Q: Does PG&E need Bailout Bonds to pay its obligations to wildfire victims and others?

No. And PG&E has even said as much.

PG&E claimed in a statement filed with the Bankruptcy Court on August 12 that it had $10.25 billion in equity financing commitments from more than 20 of its equity holders (it later increased that figure to $13.2 billion in representations to the Bankruptcy Court). PG&E also represented to the Bankruptcy Court that it had more than adequate funding sources lined up before seeking Bailout Bonds.

“And I will point out, your honor, there is no question, again, as we have reflected in our pleadings, there are ample sources of capital here.” – Attorney’s for PG&E

Bailout Bonds would load the company with more debt, with ratepayers and taxpayers stuck holding the bag. There are better alternatives.

Q: If the Legislature approves PG&E’s bailout bonds, will the shareholders put in any new money to pay off wildfire debts or make their promised investments in safety and grid improvements?

No. The backstop commitment letter from PG&E’s shareholders, which was filed with the Court on August 12, makes clear that financial commitments by shareholders will be decreased on a dollar-for-dollar basis based on the amount of Bailout Bonds issued by PG&E, if allowed by the California legislature.

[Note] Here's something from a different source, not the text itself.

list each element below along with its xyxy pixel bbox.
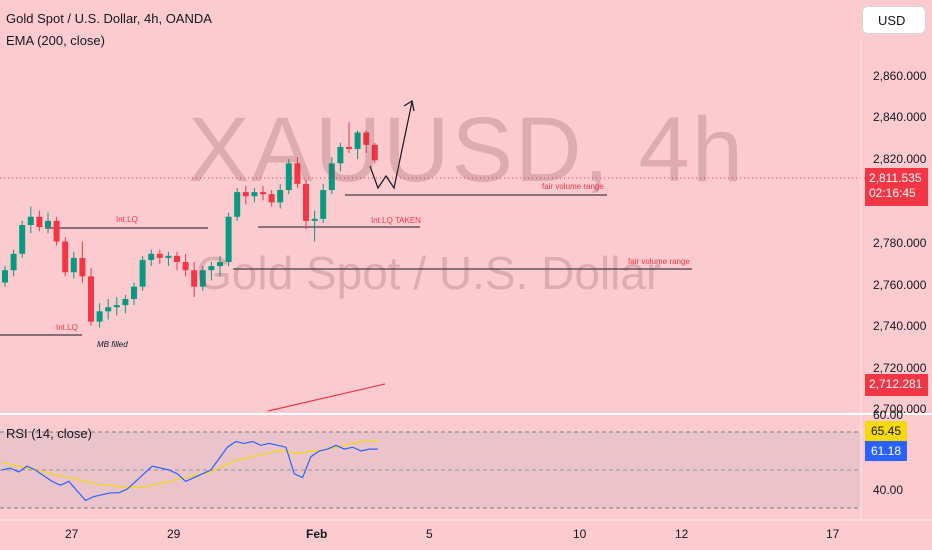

If PG&E gets Bailout Bonds, shareholders are off the hook.

Q: What happens if PG&E can’t pay for the new debt created by Bailout Bonds?

Bailout Bonds would be backed by future electricity rates paid by PG&E’s customers. PG&E’s customers will not be reimbursed for the portion of their bills that are used to pay for the bonds. Furthermore, the obligation for ratepayers to cover this cost is iron clad – the charges are irrevocable and nonbypassable, meaning they will be paid by every ratepayer in PG&E service territory, even if they switch electricity providers.

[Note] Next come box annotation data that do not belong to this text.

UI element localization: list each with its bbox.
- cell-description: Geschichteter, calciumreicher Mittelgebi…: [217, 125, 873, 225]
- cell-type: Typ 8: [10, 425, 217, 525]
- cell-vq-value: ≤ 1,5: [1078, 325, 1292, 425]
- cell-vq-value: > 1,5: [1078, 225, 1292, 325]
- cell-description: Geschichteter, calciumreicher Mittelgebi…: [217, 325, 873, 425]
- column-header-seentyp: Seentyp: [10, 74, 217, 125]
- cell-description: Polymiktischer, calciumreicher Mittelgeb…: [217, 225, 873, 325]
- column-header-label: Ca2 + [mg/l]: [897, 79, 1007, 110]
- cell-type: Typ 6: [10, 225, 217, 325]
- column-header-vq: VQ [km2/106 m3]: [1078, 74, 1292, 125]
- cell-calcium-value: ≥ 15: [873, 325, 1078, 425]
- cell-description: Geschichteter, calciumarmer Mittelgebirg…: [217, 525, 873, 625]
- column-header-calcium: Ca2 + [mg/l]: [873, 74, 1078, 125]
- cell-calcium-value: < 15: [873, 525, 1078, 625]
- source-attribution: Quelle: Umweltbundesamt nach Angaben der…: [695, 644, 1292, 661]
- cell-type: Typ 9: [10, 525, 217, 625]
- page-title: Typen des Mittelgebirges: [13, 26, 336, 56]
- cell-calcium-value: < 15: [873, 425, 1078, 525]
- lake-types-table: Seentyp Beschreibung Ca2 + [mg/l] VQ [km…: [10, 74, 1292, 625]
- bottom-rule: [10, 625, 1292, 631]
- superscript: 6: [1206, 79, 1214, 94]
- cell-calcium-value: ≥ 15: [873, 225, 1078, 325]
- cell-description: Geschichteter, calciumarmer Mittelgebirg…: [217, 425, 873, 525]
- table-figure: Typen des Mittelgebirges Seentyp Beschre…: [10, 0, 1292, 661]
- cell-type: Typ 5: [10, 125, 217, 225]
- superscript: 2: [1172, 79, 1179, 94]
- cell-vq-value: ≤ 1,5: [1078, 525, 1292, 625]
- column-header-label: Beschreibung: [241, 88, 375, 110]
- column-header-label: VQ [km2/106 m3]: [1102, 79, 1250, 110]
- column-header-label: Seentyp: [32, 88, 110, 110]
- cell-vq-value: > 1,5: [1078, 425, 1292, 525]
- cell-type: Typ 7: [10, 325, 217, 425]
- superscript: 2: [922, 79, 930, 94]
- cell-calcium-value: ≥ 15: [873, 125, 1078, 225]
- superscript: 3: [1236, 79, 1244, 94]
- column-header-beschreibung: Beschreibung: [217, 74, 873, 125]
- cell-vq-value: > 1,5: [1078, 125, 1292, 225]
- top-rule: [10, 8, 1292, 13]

Q: PG&E claims Bailout Bonds will be paid for by PG&E’s shareholders. Is this true?

No. PG&E says its shareholders will take a 20% cut in profits to cover the costs of this new debt. But, at the same time, PG&E and its hedge fund shareholders are demanding that their regulator increase their profits by at least 20% to cover any lost profits.

And if PG&E doesn’t make a profit in the future, shareholders are not required to make payments to offset the ratepayer charges. Even if there is a future bankruptcy, ratepayers will still be obligated to pay for the bonds.

Q: What is the impact of Bailout Bonds on taxpayers and California’s financial situation?

As a large California corporation, PG&E has historically made significant state corporate tax payments and dividends to its shareholders, which also adds tax revenue for California.

PG&E wants Bailout Bonds to be tax-exempt meaning billions of dollars of lost revenue for California. For example, a 20 year bond to give PG&E a $15 billion bailout would mean California loses $2.7 billion that could be invested in schools, healthcare, public safety and other critical services. It will fall on California taxpayers to cover the bill instead.

It’s not right for taxpayers to have to foot the bill for PG&E’s past misdeeds.